The single biggest void in professional sales today is the skill needed to cultivate meaningful customer relationships. Ironically, making customer connections has never been easier, thanks to social media, email, and texting. But, because our ability to connect is never more than a few keystrokes away, we have a false sense of our position with customers and prospects.
Making Connections via Technology Is Not a Relationship
As I told Selling Power publisher Gerhard Gschwandtner in the video interview below, we often confuse a voicemail, email, or one-way texting with productive progression in a customer relationship. This level of engagement may or may not help us get or stay on our customers’ radar, but it does not create opportunities for problem-solving conversations and needs assessment. Nor do these connections drive purchase decisions, displace competitors, or facilitate influence. For these outcomes, you need a bona fide relationship with a degree of influence with your customer. Such relationships are based on trust, credibility, rapport, and respect; all four are the building blocks to a long-term, productive, and profitable relationship.
How do you move your position from remote engagement to a deeper relationship, such as trusted resource and advisor? Consider these tips.
- Create Curiosity.
Make yourself interesting and valuable to your customers and prospects by giving them information related to them and their interests. This information includes competitive information, industry-specific insights or news, or general business information.
These materials may have no direct connection to your products or services; they may not always have a direct connection to the customer’s business, but they must provide new insights of interest. Be a strategic resource: you should provide detail and thoughts on why the information impacts their organization and market. Research articles related to industry trends or concerns specific to your customer. Share insights from blogs, articles, or the latest business/leadership books – these can be leveraged across all of your customers and prospects. Customers often miss published coverage about their own company, and are appreciative when it is shared. Even when the subject matter isn’t of direct interest to your customer, you are demonstrating your insight and that you have your finger on the pulse of current events and thinking in business. You are positioning yourself as a credible information resource with insights that can help achieve their business objectives.
- Be Curious.
The best sales professionals always have an authentic interest in their customers and the business reality in which their customers live and compete. It is often surprising how little sales professionals know about their customers' worlds. In our everyday struggle to become more networked, we have to be interested to gain and keep access to the higher levels of an organization.

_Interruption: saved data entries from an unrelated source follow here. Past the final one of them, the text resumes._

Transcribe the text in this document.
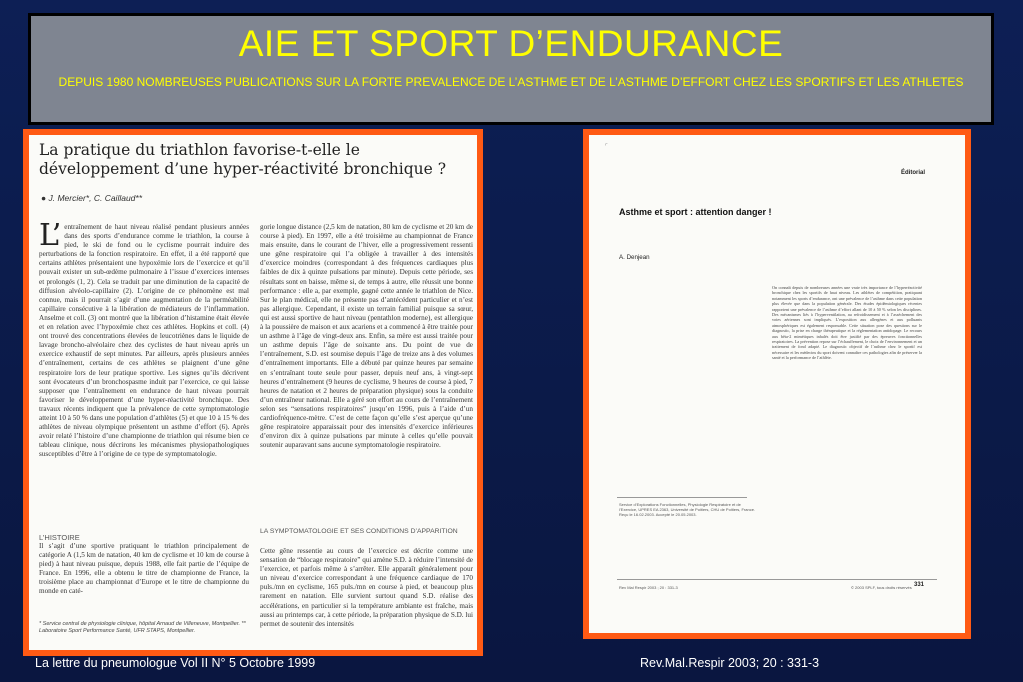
AIE ET SPORT D’ENDURANCE
DEPUIS 1980 NOMBREUSES PUBLICATIONS SUR LA FORTE PREVALENCE DE L’ASTHME ET DE L’ASTHME D’EFFORT CHEZ LES SPORTIFS ET LES ATHLETES
La pratique du triathlon favorise-t-elle le développement d’une hyper-réactivité bronchique ?
● J. Mercier*, C. Caillaud**
L’ entraînement de haut niveau réalisé pendant plusieurs années dans des sports d’endurance comme le triathlon, la course à pied, le ski de fond ou le cyclisme pourrait induire des perturbations de la fonction respiratoire. En effet, il a été rapporté que certains athlètes présentaient une hypoxémie lors de l’exercice et qu’il pouvait exister un sub-œdème pulmonaire à l’issue d’exercices intenses et prolongés (1, 2). Cela se traduit par une diminution de la capacité de diffusion alvéolo-capillaire (2). L’origine de ce phénomène est mal connue, mais il pourrait s’agir d’une augmentation de la perméabilité capillaire consécutive à la libération de médiateurs de l’inflammation. Anselme et coll. (3) ont montré que la libération d’histamine était élevée et en relation avec l’hypoxémie chez ces athlètes. Hopkins et coll. (4) ont trouvé des concentrations élevées de leucotriènes dans le liquide de lavage broncho-alvéolaire chez des cyclistes de haut niveau après un exercice exhaustif de sept minutes. Par ailleurs, après plusieurs années d’entraînement, certains de ces athlètes se plaignent d’une gêne respiratoire lors de leur pratique sportive. Les signes qu’ils décrivent sont évocateurs d’un bronchospasme induit par l’exercice, ce qui laisse supposer que l’entraînement en endurance de haut niveau pourrait favoriser le développement d’une hyper-réactivité bronchique. Des travaux récents indiquent que la prévalence de cette symptomatologie atteint 10 à 50 % dans une population d’athlètes (5) et que 10 à 15 % des athlètes de niveau olympique présentent un asthme d’effort (6). Après avoir relaté l’histoire d’une championne de triathlon qui résume bien ce tableau clinique, nous décrirons les mécanismes physiopathologiques susceptibles d’être à l’origine de ce type de symptomatologie.
gorie longue distance (2,5 km de natation, 80 km de cyclisme et 20 km de course à pied). En 1997, elle a été troisième au championnat de France mais ensuite, dans le courant de l’hiver, elle a progressivement ressenti une gêne respiratoire qui l’a obligée à travailler à des intensités d’exercice moindres (correspondant à des fréquences cardiaques plus faibles de dix à quinze pulsations par minute). Depuis cette période, ses résultats sont en baisse, même si, de temps à autre, elle réussit une bonne performance : elle a, par exemple, gagné cette année le triathlon de Nice. Sur le plan médical, elle ne présente pas d’antécédent particulier et n’est pas allergique. Cependant, il existe un terrain familial puisque sa sœur, qui est aussi sportive de haut niveau (pentathlon moderne), est allergique à la poussière de maison et aux acariens et a commencé à être traitée pour un asthme à l’âge de vingt-deux ans. Enfin, sa mère est aussi traitée pour un asthme depuis l’âge de soixante ans. Du point de vue de l’entraînement, S.D. est soumise depuis l’âge de treize ans à des volumes d’entraînement importants. Elle a débuté par quinze heures par semaine en s’entraînant toute seule pour passer, depuis neuf ans, à vingt-sept heures d’entraînement (9 heures de cyclisme, 9 heures de course à pied, 7 heures de natation et 2 heures de préparation physique) sous la conduite d’un entraîneur national. Elle a géré son effort au cours de l’entraînement selon ses “sensations respiratoires” jusqu’en 1996, puis à l’aide d’un cardiofréquence-mètre. C’est de cette façon qu’elle s’est aperçue qu’une gêne respiratoire apparaissait pour des intensités d’exercice inférieures d’environ dix à quinze pulsations par minute à celles qu’elle pouvait soutenir auparavant sans aucune symptomatologie respiratoire.
L’HISTOIRE
Il s’agit d’une sportive pratiquant le triathlon principalement de catégorie A (1,5 km de natation, 40 km de cyclisme et 10 km de course à pied) à haut niveau puisque, depuis 1988, elle fait partie de l’équipe de France. En 1996, elle a obtenu le titre de championne de France, la troisième place au championnat d’Europe et le titre de championne du monde en caté-
LA SYMPTOMATOLOGIE ET SES CONDITIONS D’APPARITION
Cette gêne ressentie au cours de l’exercice est décrite comme une sensation de “blocage respiratoire” qui amène S.D. à réduire l’intensité de l’exercice, et parfois même à s’arrêter. Elle apparaît généralement pour un niveau d’exercice correspondant à une fréquence cardiaque de 170 puls./mn en cyclisme, 165 puls./mn en course à pied, et beaucoup plus rarement en natation. Elle survient surtout quand S.D. réalise des accélérations, en particulier si la température ambiante est fraîche, mais aussi au printemps car, à cette période, la préparation physique de S.D. lui permet de soutenir des intensités
* Service central de physiologie clinique, hôpital Arnaud de Villeneuve, Montpellier. ** Laboratoire Sport Performance Santé, UFR STAPS, Montpellier.
⌜
Éditorial
Asthme et sport : attention danger !
A. Denjean
On connaît depuis de nombreuses années une vraie très importance de l’hyperréactivité bronchique chez les sportifs de haut niveau. Les athlètes de compétition, pratiquant notamment les sports d’endurance, ont une prévalence de l’asthme dans cette population plus élevée que dans la population générale. Des études épidémiologiques récentes rapportent une prévalence de l’asthme d’effort allant de 10 à 50 % selon les disciplines. Des mécanismes liés à l’hyperventilation, au refroidissement et à l’assèchement des voies aériennes sont impliqués. L’exposition aux allergènes et aux polluants atmosphériques est également responsable. Cette situation pose des questions sur le diagnostic, la prise en charge thérapeutique et la réglementation antidopage. Le recours aux bêta-2 mimétiques inhalés doit être justifié par des épreuves fonctionnelles respiratoires. La prévention repose sur l’échauffement, le choix de l’environnement et un traitement de fond adapté. Le diagnostic objectif de l’asthme chez le sportif est nécessaire et les médecins du sport doivent connaître ces pathologies afin de préserver la santé et la performance de l’athlète.
Service d’Explorations Fonctionnelles, Physiologie Respiratoire et de l’Exercice, UPRES EA 2363, Université de Poitiers, CHU de Poitiers, France. Reçu le 16.02.2003. Accepté le 20.05.2003.
Rev Mal Respir 2003 ; 20 : 331-3	© 2003 SPLF, tous droits réservés 331
La lettre du pneumologue Vol II N° 5 Octobre 1999	Rev.Mal.Respir 2003; 20 : 331-3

Cultivate your own intellectual curiosity. Understand more than is required to hold your own in discussions with customers. Doing so will not only improve your insights and progress your position with customers, it will make your professional life more interesting and fulfilling.
- Create Opportunities to Listen, Not Talk.

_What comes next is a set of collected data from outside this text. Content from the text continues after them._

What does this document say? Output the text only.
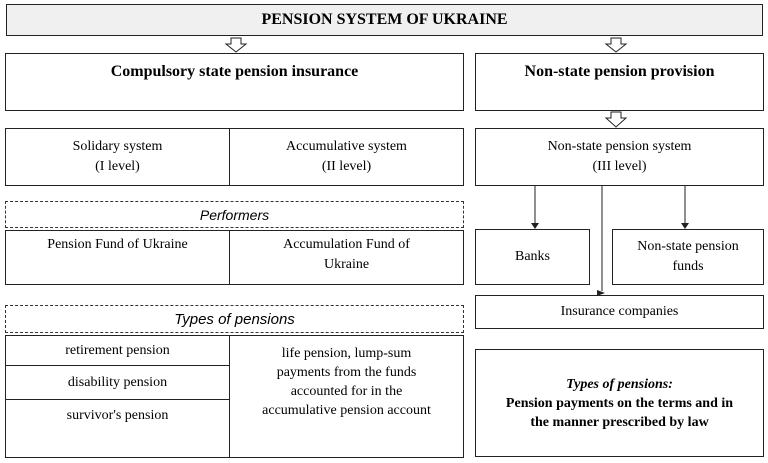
PENSION SYSTEM OF UKRAINE
Compulsory state pension insurance	Non-state pension provision
Solidary system
(I level)
Accumulative system
(II level)
Non-state pension system
(III level)
Performers
Pension Fund of Ukraine	Accumulation Fund of
Ukraine
Banks
Non-state pension
funds
Insurance companies
Types of pensions
retirement pension
disability pension
survivor's pension
life pension, lump-sum
payments from the funds
accounted for in the
accumulative pension account
Types of pensions:
Pension payments on the terms and in
the manner prescribed by law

This perspective is often counter-intuitive to sales professionals, but it is the time spent listening, not talking, that deepens our relationship with customers. Think about the most significant relationships in your personal life. These were not cultivated with one-way conversations in which you continually talk about yourself, your assets, and your strengths. They are the culmination of reciprocal contributions and emotional investment.

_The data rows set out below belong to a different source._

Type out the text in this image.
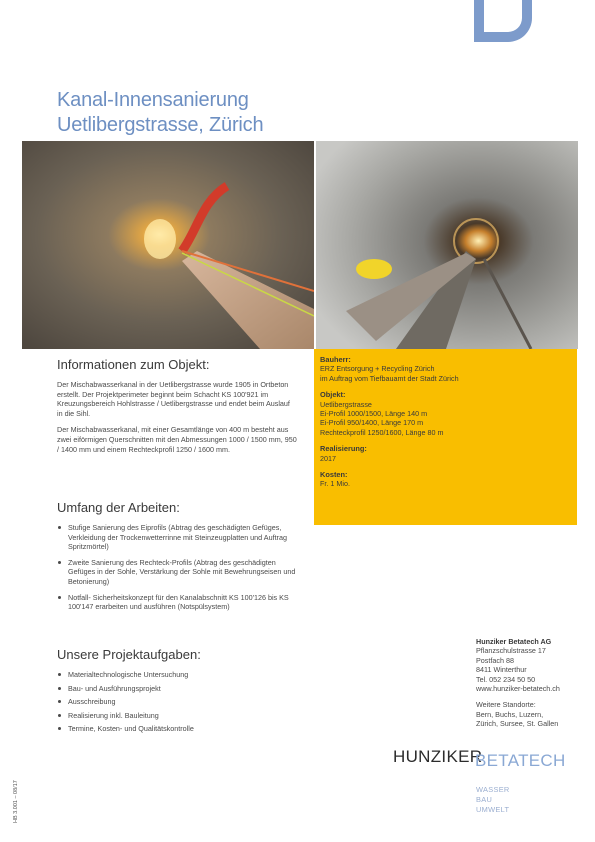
Kanal-Innensanierung
Uetlibergstrasse, Zürich
Informationen zum Objekt:

Der Mischabwasserkanal in der Uetlibergstrasse wurde 1905 in Ortbeton erstellt. Der Projektperimeter beginnt beim Schacht KS 100'921 im Kreuzungsbereich Hohlstrasse / Uetlibergstrasse und endet beim Auslauf in die Sihl.

Der Mischabwasserkanal, mit einer Gesamtlänge von 400 m besteht aus zwei eiförmigen Querschnitten mit den Abmessungen 1000 / 1500 mm, 950 / 1400 mm und einem Rechteckprofil 1250 / 1600 mm.

Umfang der Arbeiten:
Stufige Sanierung des Eiprofils (Abtrag des geschädigten Gefüges, Verkleidung der Trockenwetterrinne mit Steinzeugplatten und Auftrag Spritzmörtel)
Zweite Sanierung des Rechteck-Profils (Abtrag des geschädigten Gefüges in der Sohle, Verstärkung der Sohle mit Bewehrungseisen und Betonierung)
Notfall- Sicherheitskonzept für den Kanalabschnitt KS 100'126 bis KS 100'147 erarbeiten und ausführen (Notspülsystem)
Unsere Projektaufgaben:
Materialtechnologische Untersuchung
Bau- und Ausführungsprojekt
Ausschreibung
Realisierung inkl. Bauleitung
Termine, Kosten- und Qualitätskontrolle
Bauherr:
ERZ Entsorgung + Recycling Zürich
im Auftrag vom Tiefbauamt der Stadt Zürich
Objekt:
Uetlibergstrasse
Ei-Profil 1000/1500, Länge 140 m
Ei-Profil 950/1400, Länge 170 m
Rechteckprofil 1250/1600, Länge 80 m
Realisierung:
2017
Kosten:
Fr. 1 Mio.
Hunziker Betatech AG
Pflanzschulstrasse 17
Postfach 88
8411 Winterthur
Tel. 052 234 50 50
www.hunziker-betatech.ch
Weitere Standorte:
Bern, Buchs, Luzern,
Zürich, Sursee, St. Gallen
HUNZIKER
BETATECH
WASSER
BAU
UMWELT
HB 3.001 – 08/17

Customer relationships are different only in that the investment may not be reciprocal at the outset; initially, you need to do the lion’s share of the work. Invest in the relationship. Stay focused on the customer. Nothing is more disingenuous than listening for advantage to launch into your own agenda. This is a one-way ticket to the exit. Every meeting or conversation in which you learn more about your customer – his/her competitors, concerns, goals, and personal interests – is a meeting in which you have increased the depth of that relationship and improved your position with the customer.
Don’t make the mistake of considering unanswered voicemails, emails, or even text messages as evidence of quality interactions, or assume that customers are just busy and will get back to you when they have time. Although these conversations of good intent get shared with sales leadership and added to the CRM as customer contact, no real progress was made in developing the relationship.
Scroll through your “connections” or “friends” lists. For each name, ask yourself what you know about the individual. Do you really know this person at all? The answer will help you understand your own professional gap and provide the starting point for deepening your customer relationships.